Trump's golden opportunity to defend American workers

Joe Guzzardi
The News-Herald
April 10, 2020

The Trump administration has an historic opportunity to find out, once and forever, if Silicon Valley employers are truly dependent on imported foreign labor.

The 2020 lottery that will grant 85,000 new H-1B visas is over and done. But imagine that President Trump did the right thing, and announced that allowing 85,000 new workers into the U.S. during this period of rising unemployment (which the St. Louis Federal Reserve Bank predicted may exceed 32 percent) is against the best interests of the U.S. President Trump could add, truthfully, that to allow 85,000 overseas workers into the U.S. as the coronavirus rages on would unnecessarily expose them to dangerous and possibly fatal health risks.
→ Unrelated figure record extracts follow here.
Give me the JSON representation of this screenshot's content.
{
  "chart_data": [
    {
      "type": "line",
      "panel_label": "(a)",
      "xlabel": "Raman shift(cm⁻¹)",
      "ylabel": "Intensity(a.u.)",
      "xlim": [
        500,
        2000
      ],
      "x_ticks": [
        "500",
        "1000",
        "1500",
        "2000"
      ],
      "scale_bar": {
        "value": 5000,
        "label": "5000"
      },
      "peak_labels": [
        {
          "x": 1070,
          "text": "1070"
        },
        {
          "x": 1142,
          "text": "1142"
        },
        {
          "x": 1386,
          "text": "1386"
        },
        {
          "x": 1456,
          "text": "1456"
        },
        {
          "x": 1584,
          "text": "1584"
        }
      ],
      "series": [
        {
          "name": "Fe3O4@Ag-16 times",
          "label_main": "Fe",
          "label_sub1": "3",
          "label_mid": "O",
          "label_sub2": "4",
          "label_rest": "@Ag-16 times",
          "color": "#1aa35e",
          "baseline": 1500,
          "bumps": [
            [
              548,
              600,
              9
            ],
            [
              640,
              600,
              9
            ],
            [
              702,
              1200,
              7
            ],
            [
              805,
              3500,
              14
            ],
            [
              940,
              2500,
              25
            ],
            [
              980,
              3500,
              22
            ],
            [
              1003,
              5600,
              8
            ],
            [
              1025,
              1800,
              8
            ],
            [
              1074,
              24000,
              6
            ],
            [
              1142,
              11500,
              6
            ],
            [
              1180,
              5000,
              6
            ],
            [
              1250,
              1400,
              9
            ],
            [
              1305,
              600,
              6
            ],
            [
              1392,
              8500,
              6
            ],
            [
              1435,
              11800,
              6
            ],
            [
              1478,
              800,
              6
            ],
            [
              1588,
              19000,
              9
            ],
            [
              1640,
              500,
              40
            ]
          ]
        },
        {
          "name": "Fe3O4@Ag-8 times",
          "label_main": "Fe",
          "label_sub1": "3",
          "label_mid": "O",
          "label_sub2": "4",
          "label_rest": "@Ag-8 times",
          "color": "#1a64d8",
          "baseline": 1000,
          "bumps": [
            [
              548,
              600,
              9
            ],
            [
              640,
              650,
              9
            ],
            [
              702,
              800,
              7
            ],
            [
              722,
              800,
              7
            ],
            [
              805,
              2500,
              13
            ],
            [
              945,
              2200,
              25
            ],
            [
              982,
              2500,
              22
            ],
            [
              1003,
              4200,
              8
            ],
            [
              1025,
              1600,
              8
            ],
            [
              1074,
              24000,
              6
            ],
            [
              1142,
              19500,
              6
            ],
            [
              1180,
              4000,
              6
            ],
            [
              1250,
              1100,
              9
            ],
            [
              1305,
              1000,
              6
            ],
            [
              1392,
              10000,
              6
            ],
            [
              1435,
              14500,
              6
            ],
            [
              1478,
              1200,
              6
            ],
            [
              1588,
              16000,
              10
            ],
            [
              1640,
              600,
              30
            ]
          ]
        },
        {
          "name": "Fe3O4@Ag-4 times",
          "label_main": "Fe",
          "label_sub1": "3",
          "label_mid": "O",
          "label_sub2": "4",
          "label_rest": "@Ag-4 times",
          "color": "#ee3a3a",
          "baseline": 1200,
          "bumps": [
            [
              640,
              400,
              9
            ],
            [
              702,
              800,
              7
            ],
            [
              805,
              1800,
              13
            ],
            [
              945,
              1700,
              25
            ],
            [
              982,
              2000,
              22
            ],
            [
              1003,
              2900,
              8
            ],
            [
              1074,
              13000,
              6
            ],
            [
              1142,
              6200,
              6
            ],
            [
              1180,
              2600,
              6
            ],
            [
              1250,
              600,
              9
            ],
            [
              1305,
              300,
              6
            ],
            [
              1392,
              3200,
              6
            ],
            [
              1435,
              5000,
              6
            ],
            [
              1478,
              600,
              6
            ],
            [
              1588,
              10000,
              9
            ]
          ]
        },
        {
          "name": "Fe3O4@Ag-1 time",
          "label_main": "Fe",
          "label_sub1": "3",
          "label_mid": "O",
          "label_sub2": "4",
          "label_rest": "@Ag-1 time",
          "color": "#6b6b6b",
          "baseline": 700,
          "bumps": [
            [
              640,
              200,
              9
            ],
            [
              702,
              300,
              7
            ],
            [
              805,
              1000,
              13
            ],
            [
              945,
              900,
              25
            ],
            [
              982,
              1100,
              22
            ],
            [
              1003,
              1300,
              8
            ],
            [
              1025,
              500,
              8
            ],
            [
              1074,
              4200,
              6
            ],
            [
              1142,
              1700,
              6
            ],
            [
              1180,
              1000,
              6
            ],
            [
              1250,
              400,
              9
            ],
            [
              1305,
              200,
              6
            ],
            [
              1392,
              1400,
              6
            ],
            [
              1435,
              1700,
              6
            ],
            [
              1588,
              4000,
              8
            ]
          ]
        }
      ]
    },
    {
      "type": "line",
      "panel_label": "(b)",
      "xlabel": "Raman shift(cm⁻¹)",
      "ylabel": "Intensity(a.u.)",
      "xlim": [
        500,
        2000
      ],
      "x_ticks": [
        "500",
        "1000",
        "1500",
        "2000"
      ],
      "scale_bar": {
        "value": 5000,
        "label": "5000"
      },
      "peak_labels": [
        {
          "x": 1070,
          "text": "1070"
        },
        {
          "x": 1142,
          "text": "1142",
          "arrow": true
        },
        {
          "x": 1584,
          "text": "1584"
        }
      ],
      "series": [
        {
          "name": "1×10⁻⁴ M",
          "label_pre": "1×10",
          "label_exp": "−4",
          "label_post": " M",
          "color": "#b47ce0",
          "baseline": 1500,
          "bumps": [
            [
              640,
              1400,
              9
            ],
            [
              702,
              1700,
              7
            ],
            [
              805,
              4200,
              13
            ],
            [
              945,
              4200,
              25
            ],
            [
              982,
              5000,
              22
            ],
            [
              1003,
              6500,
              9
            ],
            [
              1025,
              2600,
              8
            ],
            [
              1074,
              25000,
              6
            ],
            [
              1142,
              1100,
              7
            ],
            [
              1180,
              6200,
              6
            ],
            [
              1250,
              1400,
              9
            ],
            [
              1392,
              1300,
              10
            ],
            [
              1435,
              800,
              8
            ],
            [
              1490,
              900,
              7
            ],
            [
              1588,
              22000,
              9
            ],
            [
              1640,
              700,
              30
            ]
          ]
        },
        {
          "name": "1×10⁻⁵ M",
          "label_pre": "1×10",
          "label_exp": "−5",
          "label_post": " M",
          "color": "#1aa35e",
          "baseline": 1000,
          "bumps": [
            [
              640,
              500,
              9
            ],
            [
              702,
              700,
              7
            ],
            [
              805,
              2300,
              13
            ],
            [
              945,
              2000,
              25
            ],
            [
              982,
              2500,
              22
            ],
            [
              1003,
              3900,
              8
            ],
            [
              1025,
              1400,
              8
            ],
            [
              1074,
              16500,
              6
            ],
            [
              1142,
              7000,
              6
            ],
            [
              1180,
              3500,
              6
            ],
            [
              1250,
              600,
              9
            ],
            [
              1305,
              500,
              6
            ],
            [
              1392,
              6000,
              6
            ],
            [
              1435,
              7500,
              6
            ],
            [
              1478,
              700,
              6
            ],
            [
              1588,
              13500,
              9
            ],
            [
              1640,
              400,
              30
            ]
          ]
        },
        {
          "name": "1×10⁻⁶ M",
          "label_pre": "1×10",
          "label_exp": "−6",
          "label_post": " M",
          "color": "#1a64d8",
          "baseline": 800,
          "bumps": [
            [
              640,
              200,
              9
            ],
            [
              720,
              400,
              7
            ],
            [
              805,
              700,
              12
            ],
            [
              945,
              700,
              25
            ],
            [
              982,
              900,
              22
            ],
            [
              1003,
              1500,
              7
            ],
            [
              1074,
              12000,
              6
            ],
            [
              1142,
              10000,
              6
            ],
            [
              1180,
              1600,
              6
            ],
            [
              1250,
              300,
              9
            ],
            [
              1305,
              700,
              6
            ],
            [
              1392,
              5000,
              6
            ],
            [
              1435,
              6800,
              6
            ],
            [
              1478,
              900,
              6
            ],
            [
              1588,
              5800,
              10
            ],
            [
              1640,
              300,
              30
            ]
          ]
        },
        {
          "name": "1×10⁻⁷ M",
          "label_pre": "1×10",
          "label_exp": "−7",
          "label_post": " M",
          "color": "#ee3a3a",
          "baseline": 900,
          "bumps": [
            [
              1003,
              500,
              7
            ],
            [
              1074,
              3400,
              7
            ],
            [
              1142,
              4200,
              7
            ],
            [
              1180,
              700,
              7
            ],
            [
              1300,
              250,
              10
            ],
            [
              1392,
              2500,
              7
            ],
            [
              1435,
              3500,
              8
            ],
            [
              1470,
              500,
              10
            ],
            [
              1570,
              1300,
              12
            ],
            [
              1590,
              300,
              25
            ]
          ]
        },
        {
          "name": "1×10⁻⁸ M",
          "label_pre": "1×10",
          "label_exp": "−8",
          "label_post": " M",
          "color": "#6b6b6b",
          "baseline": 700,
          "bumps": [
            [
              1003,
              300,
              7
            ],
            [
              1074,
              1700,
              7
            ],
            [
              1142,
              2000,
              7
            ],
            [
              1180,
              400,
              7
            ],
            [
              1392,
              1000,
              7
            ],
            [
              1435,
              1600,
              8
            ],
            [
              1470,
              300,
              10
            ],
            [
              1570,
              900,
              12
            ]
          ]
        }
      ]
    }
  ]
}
Although immigration advocates would oppose visa restrictions even though unemployment and health crises grow greater daily, they would look foolish and self-serving. The Indian lobby, nevertheless, has taken the extraordinary step of asking a federal judge to commandeer immigration-making decisions from President Trump and suspend the routine visa deadlines for about 2 million workers.

President Trump should allow foreign-born workers whose H-1B visas have expired to self-deport instead of, as the Indian lobby has requested, extending by six months their grace period. Under the H-1B guidelines, unemployed H-1B visa holders have 60 days to find another job or return home.